In an office, there were 24 more females than males. 60% of the workers were females. How many workers are there in total?
There are f + f-24 workers.
f = 3/5 (2f-24)
No. You do some of the work, ok?
If you solve for f, then as I said, there are f + f-24 workers altogether.
still stuck? Then the next step is
5f = 3(2f-24)
Thanks, it worked out
To find the total number of workers in the office, we need to determine the number of males and females separately. Let's go step by step:
Step 1: Set up equations:
Let's assume the number of males in the office is "x."
According to the given information, the number of females would then be "x + 24" (as there are 24 more females than males).

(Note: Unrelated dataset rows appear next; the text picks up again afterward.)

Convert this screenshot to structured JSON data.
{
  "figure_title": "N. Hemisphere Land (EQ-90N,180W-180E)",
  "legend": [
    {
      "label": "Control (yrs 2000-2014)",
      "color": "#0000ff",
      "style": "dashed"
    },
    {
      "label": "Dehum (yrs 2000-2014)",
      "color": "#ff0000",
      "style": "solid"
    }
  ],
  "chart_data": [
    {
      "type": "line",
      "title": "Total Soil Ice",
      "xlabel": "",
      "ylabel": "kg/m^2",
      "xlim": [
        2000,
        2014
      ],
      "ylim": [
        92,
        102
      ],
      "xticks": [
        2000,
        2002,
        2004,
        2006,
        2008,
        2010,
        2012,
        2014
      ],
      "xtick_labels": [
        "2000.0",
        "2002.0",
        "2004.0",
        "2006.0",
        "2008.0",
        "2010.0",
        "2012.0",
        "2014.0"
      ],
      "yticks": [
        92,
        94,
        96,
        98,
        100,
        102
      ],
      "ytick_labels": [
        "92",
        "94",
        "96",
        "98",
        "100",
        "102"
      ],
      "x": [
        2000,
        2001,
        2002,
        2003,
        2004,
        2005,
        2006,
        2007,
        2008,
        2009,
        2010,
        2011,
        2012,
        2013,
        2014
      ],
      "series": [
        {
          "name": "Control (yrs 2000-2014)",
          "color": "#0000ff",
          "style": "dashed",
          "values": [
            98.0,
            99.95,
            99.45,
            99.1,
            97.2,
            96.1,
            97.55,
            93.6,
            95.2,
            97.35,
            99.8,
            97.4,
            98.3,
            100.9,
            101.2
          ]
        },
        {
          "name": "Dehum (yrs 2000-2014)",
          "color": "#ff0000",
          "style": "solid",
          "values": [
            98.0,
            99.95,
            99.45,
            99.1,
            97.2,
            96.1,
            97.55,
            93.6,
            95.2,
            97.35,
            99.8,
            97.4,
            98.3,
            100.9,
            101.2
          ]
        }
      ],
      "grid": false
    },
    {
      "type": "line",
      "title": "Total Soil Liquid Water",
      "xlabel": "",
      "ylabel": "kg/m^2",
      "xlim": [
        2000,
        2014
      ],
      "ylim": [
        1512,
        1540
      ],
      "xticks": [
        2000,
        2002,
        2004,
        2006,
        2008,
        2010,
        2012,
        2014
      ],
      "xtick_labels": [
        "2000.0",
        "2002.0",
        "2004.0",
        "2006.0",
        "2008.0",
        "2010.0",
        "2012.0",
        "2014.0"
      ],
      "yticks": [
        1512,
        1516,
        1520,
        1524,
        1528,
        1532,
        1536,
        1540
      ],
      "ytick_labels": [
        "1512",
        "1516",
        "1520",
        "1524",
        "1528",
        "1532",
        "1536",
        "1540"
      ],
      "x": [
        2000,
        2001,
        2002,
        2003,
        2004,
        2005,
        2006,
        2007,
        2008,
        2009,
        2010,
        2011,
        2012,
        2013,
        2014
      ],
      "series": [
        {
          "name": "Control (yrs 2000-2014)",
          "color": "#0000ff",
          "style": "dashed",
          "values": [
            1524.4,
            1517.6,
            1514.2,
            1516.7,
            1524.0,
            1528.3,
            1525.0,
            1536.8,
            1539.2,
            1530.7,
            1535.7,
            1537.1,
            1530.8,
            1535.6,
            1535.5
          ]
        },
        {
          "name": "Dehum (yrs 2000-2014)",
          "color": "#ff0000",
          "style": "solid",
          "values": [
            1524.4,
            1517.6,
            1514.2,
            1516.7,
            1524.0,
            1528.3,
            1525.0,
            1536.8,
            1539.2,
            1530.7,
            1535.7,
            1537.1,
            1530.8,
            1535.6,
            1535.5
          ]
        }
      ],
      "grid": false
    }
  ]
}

Step 2: Calculate the percentage:
We are told that 60% of the workers are females. So, the number of females is equal to 60% of the total number of workers:
0.60 * (x + (x + 24)) = x + 24
Step 3: Simplify the equation:
Multiply 0.60 with x and x+24 to distribute the 0.60:
0.60x + 0.60(x + 24) = x + 24
Step 4: Solve for x:
Expand 0.60(x + 24):
0.60 x + 0.60x + 14.40 = x + 24
Combine like terms:
1.20x + 14.40 = x + 24
Subtract x from both sides to gather like terms on one side of the equation:
1.20x - x + 14.40 = 24
Simplify:
0.20x + 14.40 = 24
Step 5: Isolate x (the number of males) by subtracting 14.40 from both sides of the equation:
0.20x + 14.40 - 14.40 = 24 - 14.40
0.20x = 9.60
Step 6: Solve for x by dividing both sides of the equation by 0.20:
(0.20x) / 0.20 = 9.60 / 0.20
x = 48
Therefore, there are 48 males in the office.
Step 7: Calculate the total number of workers:
If there were 48 males, then the number of females would be 48 + 24 = 72.
The total number of workers (males + females) would be 48 + 72 = 120.
Hence, there are a total of 120 workers in the office.